I love trying all the different kinds of Pringles. This flavor just came out over here quite recently, but I haven't tried it yet. One thing I like is that Pringles oftentimes makes a lot of Japan only flavors that are pretty cool as well.



darren said:


> Pringles are not potato chips, rules UK court



 Awesome.  Unfortunately that only really applies to UK fans, though.


----------



## Toshiro (Dec 7, 2008)

I like the "Cheesy Fries" flavor(which is like the older Cheesums, before they made them a total cheese chip), and the "Layered Mexican Dip".

The plain ones rock though, something about the classics...


----------



## FortePenance (Dec 8, 2008)

Can't stand the plain ones to be honest, too salty and flavourless for me. Do you guys get the gourmet flavoured pringles? Those are pretty odd haha. Sour cream and onion's the staple choice for me but I dig a lot of the flavours.

Unfortunately, pringles seemed to have fucking gone up in price.


----------



## thebhef (Dec 8, 2008)

> Pringles, he said, were made from potato flour, corn flour, wheat starch and rice flour together with fat and emulsifier, salt and seasoning, with a potato content of around 42 percent.


----------



## MrJack (Dec 8, 2008)

TomAwesome said:


> I can't eat many Pringles at once anymore. I don't know if they started making them differently a while back, or if I've just changed, but if I eat more than a few of them, I start to feel kind of sick.

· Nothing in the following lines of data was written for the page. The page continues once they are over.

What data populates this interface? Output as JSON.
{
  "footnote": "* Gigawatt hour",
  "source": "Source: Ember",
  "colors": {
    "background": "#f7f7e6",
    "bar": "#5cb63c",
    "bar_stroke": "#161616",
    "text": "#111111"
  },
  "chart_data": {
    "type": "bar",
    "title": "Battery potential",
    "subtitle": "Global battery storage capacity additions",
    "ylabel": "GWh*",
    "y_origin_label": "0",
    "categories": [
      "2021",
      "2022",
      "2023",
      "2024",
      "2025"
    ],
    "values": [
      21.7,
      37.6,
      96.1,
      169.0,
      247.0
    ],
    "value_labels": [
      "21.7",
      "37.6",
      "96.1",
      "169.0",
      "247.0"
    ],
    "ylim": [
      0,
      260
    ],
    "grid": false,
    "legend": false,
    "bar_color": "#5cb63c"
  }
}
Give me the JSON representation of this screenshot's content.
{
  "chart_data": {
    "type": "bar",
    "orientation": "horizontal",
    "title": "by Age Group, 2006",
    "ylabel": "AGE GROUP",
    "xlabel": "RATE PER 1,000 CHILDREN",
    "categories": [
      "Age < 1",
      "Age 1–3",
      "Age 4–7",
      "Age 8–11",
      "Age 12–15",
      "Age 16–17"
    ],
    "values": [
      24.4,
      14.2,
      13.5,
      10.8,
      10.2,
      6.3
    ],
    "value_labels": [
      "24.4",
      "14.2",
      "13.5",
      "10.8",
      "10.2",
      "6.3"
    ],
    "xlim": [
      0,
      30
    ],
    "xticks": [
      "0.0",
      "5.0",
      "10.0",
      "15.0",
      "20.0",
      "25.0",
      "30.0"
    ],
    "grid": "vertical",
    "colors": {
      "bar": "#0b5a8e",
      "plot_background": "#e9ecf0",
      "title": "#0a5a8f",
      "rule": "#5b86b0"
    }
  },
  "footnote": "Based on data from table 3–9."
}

I usually experience the same thing. I've only been able to eat more than a few of them on rare occasions without feeling a bit sick. They're good, but not worth the effects of eating 'em.


----------



## Sentient (Dec 9, 2008)

Toshiro said:


> The plain ones rock though, something about the classics...



 Agreed. I love the originals. 



FortePenance said:


> Unfortunately, pringles seemed to have fucking gone up in price.



I always get 'em at Walmart, where they're only $1 per can.


----------



## Se7enMeister (Dec 9, 2008)

when they came out with french onion and garlic ruffles i orgasmed, they are so fucking amazing


----------



## CrushingAnvil (Dec 11, 2008)

I FUCKING LOVE THOSE.

by the way dude, do you guys have 'Grain Waves' in the States? cause they come in Honey Mustard too...and they are epic as fuck.

IMMA GET MEH SUM FOODZZZ OAR A SAMMICH


----------